"Nggak mungkin keluarga nggak diberi tahu. Pasti keluarga diberi tahu kalau sedang menangani tindakan operasi. Barangkali, keluarga bukan orang yang sabar, tinggal teken-teken saja. Sesudah diadili (kasus masuk pengadilan), baru dijelaskan operasi ini ada risikonya. Keluarga mungkin maunya tolong cepat saja dilakukan pertolongan," kata dokter spesialis kandungan sekaligus mantan anggota DPR Komisi IX yang membidangi kesehatan, Hakim Sorimuda Pohan.
Hal itu disampaikan Hakim saat berbincang dengan detikcom, Rabu (27/11/2013). Hakim yakin, saat itu sang dokter sedang sibuk menangani pasien agar selamat daripada duduk di depan keluarga pasien menjelaskan segala risikonya.
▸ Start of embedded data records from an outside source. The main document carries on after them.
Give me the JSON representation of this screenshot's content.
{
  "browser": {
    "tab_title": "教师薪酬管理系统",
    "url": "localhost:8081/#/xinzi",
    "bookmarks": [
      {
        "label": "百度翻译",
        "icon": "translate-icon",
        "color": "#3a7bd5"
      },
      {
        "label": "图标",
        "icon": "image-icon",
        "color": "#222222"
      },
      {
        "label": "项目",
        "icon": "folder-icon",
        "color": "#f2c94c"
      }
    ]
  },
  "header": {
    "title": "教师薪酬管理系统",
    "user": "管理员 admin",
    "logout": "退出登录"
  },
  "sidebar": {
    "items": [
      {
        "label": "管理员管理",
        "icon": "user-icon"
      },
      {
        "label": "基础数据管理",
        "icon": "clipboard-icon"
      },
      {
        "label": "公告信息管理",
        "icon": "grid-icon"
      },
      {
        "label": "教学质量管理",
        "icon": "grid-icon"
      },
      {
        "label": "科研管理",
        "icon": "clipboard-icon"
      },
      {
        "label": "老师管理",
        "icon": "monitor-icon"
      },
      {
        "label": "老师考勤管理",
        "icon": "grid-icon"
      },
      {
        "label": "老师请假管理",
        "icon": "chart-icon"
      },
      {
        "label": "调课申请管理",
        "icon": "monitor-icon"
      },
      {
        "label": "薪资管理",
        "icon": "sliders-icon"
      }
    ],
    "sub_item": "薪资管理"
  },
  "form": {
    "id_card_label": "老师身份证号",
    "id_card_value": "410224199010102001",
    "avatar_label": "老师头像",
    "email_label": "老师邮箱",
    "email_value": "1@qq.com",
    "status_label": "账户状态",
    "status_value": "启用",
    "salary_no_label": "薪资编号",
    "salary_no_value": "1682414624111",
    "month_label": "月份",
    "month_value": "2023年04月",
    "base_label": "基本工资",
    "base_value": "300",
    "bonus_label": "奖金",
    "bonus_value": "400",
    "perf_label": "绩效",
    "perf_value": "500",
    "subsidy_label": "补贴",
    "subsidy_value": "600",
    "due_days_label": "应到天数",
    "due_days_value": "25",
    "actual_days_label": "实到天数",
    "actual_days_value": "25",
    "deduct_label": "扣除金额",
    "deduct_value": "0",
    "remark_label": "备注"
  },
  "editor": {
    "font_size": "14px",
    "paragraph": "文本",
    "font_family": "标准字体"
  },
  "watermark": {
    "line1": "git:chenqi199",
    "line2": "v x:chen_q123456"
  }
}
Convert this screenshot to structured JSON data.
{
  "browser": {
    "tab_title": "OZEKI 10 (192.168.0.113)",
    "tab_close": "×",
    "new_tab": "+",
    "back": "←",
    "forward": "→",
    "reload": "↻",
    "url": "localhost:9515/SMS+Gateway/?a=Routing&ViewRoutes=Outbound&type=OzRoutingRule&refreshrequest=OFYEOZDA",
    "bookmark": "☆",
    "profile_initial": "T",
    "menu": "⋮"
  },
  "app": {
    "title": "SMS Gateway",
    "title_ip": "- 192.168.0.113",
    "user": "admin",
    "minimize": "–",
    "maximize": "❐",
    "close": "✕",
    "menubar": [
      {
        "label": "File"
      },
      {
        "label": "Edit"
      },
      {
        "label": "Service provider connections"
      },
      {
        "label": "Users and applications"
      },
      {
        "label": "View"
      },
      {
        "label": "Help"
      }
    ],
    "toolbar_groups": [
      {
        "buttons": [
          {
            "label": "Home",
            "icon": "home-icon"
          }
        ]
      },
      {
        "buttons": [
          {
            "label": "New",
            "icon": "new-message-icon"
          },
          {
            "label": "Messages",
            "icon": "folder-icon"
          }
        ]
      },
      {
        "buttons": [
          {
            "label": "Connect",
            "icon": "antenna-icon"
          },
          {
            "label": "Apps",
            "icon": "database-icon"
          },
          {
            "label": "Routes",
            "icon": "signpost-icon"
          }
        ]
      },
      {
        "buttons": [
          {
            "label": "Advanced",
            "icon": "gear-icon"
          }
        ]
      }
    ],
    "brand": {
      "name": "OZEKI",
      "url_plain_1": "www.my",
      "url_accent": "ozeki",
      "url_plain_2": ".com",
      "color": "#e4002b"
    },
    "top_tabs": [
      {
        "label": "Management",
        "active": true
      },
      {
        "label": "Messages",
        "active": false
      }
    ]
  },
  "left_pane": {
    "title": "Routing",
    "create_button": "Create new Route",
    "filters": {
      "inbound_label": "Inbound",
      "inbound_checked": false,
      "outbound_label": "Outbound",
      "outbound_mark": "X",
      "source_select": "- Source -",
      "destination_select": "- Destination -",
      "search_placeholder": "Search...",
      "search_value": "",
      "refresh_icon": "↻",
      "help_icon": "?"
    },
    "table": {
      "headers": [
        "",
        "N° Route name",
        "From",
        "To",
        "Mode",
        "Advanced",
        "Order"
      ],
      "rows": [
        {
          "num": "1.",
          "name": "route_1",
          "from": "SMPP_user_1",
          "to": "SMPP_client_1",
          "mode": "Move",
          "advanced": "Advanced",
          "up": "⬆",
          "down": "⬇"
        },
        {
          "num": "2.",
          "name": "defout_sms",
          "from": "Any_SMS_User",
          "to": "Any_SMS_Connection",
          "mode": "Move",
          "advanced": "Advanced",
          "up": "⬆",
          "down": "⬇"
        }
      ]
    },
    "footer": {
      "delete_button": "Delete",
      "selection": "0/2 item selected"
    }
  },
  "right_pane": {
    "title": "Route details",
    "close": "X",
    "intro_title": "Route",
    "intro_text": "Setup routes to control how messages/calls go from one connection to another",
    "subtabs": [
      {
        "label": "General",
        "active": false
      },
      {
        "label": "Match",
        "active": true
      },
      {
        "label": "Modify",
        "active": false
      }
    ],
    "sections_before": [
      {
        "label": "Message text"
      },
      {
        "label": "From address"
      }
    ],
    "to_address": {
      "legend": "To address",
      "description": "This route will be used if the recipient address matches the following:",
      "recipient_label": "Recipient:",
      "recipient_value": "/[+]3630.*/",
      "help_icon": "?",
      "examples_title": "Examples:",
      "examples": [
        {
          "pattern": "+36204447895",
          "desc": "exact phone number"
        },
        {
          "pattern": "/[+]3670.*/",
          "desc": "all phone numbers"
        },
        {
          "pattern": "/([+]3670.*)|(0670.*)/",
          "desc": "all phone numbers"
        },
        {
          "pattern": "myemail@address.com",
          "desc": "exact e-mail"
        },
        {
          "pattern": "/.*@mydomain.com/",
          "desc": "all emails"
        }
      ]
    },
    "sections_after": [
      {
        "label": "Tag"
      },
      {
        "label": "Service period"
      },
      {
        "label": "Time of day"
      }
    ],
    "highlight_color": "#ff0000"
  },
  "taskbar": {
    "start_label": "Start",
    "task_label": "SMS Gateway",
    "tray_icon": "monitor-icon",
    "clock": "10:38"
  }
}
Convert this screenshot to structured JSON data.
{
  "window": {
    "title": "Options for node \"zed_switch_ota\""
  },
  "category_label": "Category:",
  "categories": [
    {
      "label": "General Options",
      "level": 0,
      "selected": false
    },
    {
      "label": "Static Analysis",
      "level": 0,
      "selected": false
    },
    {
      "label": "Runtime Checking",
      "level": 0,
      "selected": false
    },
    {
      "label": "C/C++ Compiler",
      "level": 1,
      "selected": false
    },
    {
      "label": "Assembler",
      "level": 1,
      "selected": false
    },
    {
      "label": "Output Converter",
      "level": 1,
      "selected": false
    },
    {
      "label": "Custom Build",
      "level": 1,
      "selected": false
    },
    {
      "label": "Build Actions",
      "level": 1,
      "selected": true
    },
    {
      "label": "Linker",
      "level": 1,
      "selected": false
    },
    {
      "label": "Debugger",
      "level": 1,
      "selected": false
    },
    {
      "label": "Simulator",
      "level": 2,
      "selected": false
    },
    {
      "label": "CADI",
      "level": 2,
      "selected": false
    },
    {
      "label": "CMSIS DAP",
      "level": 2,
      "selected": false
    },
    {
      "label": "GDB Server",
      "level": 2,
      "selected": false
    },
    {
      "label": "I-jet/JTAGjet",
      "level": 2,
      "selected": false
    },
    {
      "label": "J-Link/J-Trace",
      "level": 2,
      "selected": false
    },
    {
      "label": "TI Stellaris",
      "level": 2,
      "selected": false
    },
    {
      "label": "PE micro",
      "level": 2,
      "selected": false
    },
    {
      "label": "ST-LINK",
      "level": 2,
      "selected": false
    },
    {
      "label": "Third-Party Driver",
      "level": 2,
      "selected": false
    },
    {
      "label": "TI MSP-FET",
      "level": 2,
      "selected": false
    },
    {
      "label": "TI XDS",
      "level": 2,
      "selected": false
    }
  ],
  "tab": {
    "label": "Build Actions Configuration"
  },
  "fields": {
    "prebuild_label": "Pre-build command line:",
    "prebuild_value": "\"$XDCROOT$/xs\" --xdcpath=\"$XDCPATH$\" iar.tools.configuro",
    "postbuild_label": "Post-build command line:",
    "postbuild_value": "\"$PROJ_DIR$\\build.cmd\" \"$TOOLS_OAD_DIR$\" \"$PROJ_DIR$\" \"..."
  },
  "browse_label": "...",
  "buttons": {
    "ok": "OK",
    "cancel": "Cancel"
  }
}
SCROLL TO CONTINUE WITH CONTENT
Untuk itu, dia mengusulkan sebaiknya dalam kondisi darurat, penjelasan tentang risiko-risiko tindakan medis atau operasi didelegasikan kepada paramedis lainnya. Karena dalam kondisi darurat, dokter sudah cukup ribet dan sibuk menyelamatkan pasien dan berpacu dengan waktu.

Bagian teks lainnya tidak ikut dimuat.